3. Key Contributions

• Feasibility Assessment: Demonstrated the logistical feasibility of integrating PRS testing into a clinical workflow for women in the pre-screening age group (40–49).
• Risk Stratification Validation: Provided empirical data on how PRS reclassifies risk in a symptomatic, pre-screening cohort, showing that nearly half of women in this age group have a risk profile warranting earlier or more frequent screening than the standard protocol.
• Psychological Impact Analysis: Evaluated the psychological impact (anxiety, satisfaction) of receiving personalized genetic risk information, a critical component for future implementation.
• Integration with Family History: Analyzed the interplay between PRS and traditional family history-based referrals, showing that PRS often reinforces or adds nuance to existing guidelines.

4. Key Results

• Demographics: Mean age was 45.2 years.
• Risk Distribution:
  • Mean relative 10-year risk: 1.18 (SD 0.57).
  • 49% (39/80) had a relative risk ≤ 1 (standard risk).
  • 39% (31/80) had a relative risk between 1 and 2.
  • 12% (10/80) had a relative risk > 2.
• Screening Recommendations:
  • 50% (40/80) were advised to start standard biennial screening at age 50.
  • 49% (39/80) were advised to start screening before age 50.
  • Among those starting early, 7 women were recommended annual mammography due to high relative risk.
• Genetic Testing & Family History:
  • 21 women underwent gene panel testing; no pathogenic variants in high-risk breast cancer genes were found (one CDKN2A variant found, linked to melanoma/pancreatic cancer).
  • Women referred for genetic testing had significantly higher PRS values and relative risks (>1.5) compared to those not referred ($p=0.021$).
  • Five women were recommended annual screening (ages 40–60) based on family history criteria alone; all five also had elevated PRS.
• Correlations:
  • No statistically significant association was found between PRS and mammographic density (BI-RADS).
  • Women with higher PRS were more likely to be referred for genetic counseling.
• Patient Experience:
  • 98% found the buccal swab acceptable.
  • 79% were satisfied with result communication (letters); 10% were dissatisfied (all with high risk), preferring phone calls.
  • 66% reported no increased anxiety; 16% reported increased anxiety (all with relative risk > 1).
  • 97% intended to follow the new screening recommendations.
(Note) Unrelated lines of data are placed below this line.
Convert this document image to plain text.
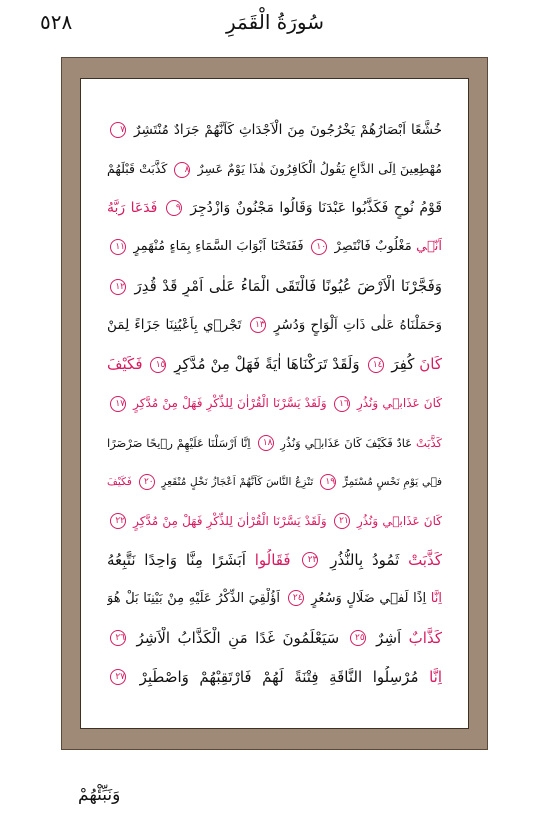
٥٢٨	سُورَةُ الْقَمَرِ
خُشَّعًا اَبْصَارُهُمْ يَخْرُجُونَ مِنَ الْاَجْدَاثِ كَاَنَّهُمْ جَرَادٌ مُنْتَشِرٌ ٧
مُهْطِعِينَ اِلَى الدَّاعِ يَقُولُ الْكَافِرُونَ هٰذَا يَوْمٌ عَسِرٌ ٨ كَذَّبَتْ قَبْلَهُمْ
قَوْمُ نُوحٍ فَكَذَّبُوا عَبْدَنَا وَقَالُوا مَجْنُونٌ وَازْدُجِرَ ٩ فَدَعَا رَبَّهُ
اَنّ۪ي مَغْلُوبٌ فَانْتَصِرْ ١٠ فَفَتَحْنَا اَبْوَابَ السَّمَاءِ بِمَاءٍ مُنْهَمِرٍ ١١
وَفَجَّرْنَا الْاَرْضَ عُيُونًا فَالْتَقَى الْمَاءُ عَلٰى اَمْرٍ قَدْ قُدِرَ ١٢
وَحَمَلْنَاهُ عَلٰى ذَاتِ اَلْوَاحٍ وَدُسُرٍ ١٣ تَجْر۪ي بِاَعْيُنِنَا جَزَاءً لِمَنْ
كَانَ كُفِرَ ١٤ وَلَقَدْ تَرَكْنَاهَا اٰيَةً فَهَلْ مِنْ مُدَّكِرٍ ١٥ فَكَيْفَ
كَانَ عَذَاب۪ي وَنُذُرِ ١٦ وَلَقَدْ يَسَّرْنَا الْقُرْاٰنَ لِلذِّكْرِ فَهَلْ مِنْ مُدَّكِرٍ ١٧
كَذَّبَتْ عَادٌ فَكَيْفَ كَانَ عَذَاب۪ي وَنُذُرِ ١٨ اِنَّا اَرْسَلْنَا عَلَيْهِمْ ر۪يحًا صَرْصَرًا
ف۪ي يَوْمِ نَحْسٍ مُسْتَمِرٍّ ١٩ تَنْزِعُ النَّاسَ كَاَنَّهُمْ اَعْجَازُ نَخْلٍ مُنْقَعِرٍ ٢٠ فَكَيْفَ
كَانَ عَذَاب۪ي وَنُذُرِ ٢١ وَلَقَدْ يَسَّرْنَا الْقُرْاٰنَ لِلذِّكْرِ فَهَلْ مِنْ مُدَّكِرٍ ٢٢
كَذَّبَتْ ثَمُودُ بِالنُّذُرِ ٢٣ فَقَالُوا اَبَشَرًا مِنَّا وَاحِدًا نَتَّبِعُهُ
اِنَّا اِذًا لَف۪ي ضَلَالٍ وَسُعُرٍ ٢٤ اَؤُلْقِيَ الذِّكْرُ عَلَيْهِ مِنْ بَيْنِنَا بَلْ هُوَ
كَذَّابٌ اَشِرٌ ٢٥ سَيَعْلَمُونَ غَدًا مَنِ الْكَذَّابُ الْاَشِرُ ٢٦
اِنَّا مُرْسِلُوا النَّاقَةِ فِتْنَةً لَهُمْ فَارْتَقِبْهُمْ وَاصْطَبِرْ ٢٧
وَنَبِّئْهُمْ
5. Significance and Implications

• Personalized Medicine: The study confirms that PRS can effectively identify women who reach the risk threshold for screening at a younger age than the current population-based standard (age 50). This supports a shift toward risk-adapted screening.
• Clinical Utility: Integrating PRS allows for the identification of high-risk women who would otherwise be missed until age 50, potentially improving early detection rates. Conversely, it identifies low-risk women who might benefit from less intensive screening (though the study focused on intensifying for high risk).
• Psychological Safety: The low rate of reported anxiety suggests that providing genetic risk information is generally acceptable and does not cause widespread distress, provided communication is clear and supportive.
• Future Directions: The authors highlight the need for larger prospective trials (like MyPeBS and WISDOM) to validate cost-effectiveness and long-term outcomes. They also note that future implementation must address logistical challenges (e.g., self-collection kits) and ethical considerations regarding equity for those who decline genetic testing.

Conclusion: The pilot study successfully demonstrates that PRS testing is a viable tool for personalizing breast cancer screening strategies, potentially shifting the paradigm from age-based to risk-based protocols in Norway.